Je n’attends pas que la poussière retombe pour écrire au sujet de Solénoïde. Il ne faut pas attendre. A peine achevé, et si on veut en dire quelque chose, il faut se lancer dans l’exercice impossible, dans l’exercice aberrant qui consiste à vouloir en dire quelque chose.
Je ne peux pas résumer ce livre, en faire une analyse critique éclairée ou même dresser un tableau générique des thèmes qu’il aborde et même son écriture, d’une certaine manière, est indescriptible. Solénoïde est un livre qui nous tombe des mains, à chaque page ou presque, parce qu’il place son lecteur dans un état de vertige quasi-permanent, dans un état de perte et qu’il n’est positivement pas possible de tenir un livre quand il n’est, à la fin, qu’une suite d’épiphanies remarquables, de paraboles étranges et obscurément signifiantes, de miracles.
Construit sur un schéma trochoïdal obsédant, il ressemble au foret spiralé qui permet de creuser de profonds puits. De profondes entailles dans les multiples membranes du réel permettent, à l’écriture de Mircea Cărtărescu, de fouiller jusqu’au cauchemar. Dans des ambiances lovecraftiennes, les images embrassent les images, comme autant de colliers de perles mélangés dans une boîte à bijoux écaillées et fermées à clef.

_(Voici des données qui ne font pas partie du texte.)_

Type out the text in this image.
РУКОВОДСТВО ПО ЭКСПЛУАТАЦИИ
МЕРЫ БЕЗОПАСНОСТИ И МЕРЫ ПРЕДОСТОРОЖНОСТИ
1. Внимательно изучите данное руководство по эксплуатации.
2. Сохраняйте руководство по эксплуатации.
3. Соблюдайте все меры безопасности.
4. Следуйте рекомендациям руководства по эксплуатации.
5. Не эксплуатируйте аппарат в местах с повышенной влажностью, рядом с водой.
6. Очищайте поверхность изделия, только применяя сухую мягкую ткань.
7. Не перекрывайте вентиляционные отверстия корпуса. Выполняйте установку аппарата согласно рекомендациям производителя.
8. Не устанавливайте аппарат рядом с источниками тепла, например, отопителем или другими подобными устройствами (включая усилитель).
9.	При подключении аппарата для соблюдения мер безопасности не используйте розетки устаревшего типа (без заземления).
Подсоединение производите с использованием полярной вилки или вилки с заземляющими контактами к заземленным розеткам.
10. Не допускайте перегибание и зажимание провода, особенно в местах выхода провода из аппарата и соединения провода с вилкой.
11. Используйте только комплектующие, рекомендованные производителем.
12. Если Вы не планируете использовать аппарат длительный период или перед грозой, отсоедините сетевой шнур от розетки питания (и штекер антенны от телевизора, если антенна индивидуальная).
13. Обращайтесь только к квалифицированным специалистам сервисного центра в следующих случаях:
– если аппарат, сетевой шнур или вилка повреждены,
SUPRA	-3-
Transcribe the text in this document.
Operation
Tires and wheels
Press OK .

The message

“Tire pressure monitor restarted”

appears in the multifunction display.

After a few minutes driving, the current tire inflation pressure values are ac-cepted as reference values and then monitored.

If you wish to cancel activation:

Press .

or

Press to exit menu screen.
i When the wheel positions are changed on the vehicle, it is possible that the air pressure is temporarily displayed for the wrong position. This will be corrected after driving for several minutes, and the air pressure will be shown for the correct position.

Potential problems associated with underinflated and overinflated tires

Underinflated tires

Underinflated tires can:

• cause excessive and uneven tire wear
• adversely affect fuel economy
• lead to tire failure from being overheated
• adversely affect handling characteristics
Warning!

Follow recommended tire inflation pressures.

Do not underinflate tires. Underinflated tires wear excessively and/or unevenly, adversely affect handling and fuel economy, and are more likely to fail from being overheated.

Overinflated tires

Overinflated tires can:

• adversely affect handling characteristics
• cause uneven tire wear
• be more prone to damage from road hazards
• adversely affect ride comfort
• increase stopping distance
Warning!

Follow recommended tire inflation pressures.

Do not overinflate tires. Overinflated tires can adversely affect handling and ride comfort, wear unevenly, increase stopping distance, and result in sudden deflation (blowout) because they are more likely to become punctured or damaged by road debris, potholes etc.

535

Si, au début du livre, le sentiment que sera nécessaire une exégèse pour comprendre, cette impression se disloque peu à peu comme s’évapore le désir de résoudre l’énigme. Nous nous retrouvons, à la fin, dans la position de l’enfant qui, observant le rubik's cube poussiéreux que lui a offert sa tante, n’essaie plus, après plusieurs essais infructueux, de le résoudre, mais l’admire simplement, dans son improbable complexité et dans sa nudité monstrueuse.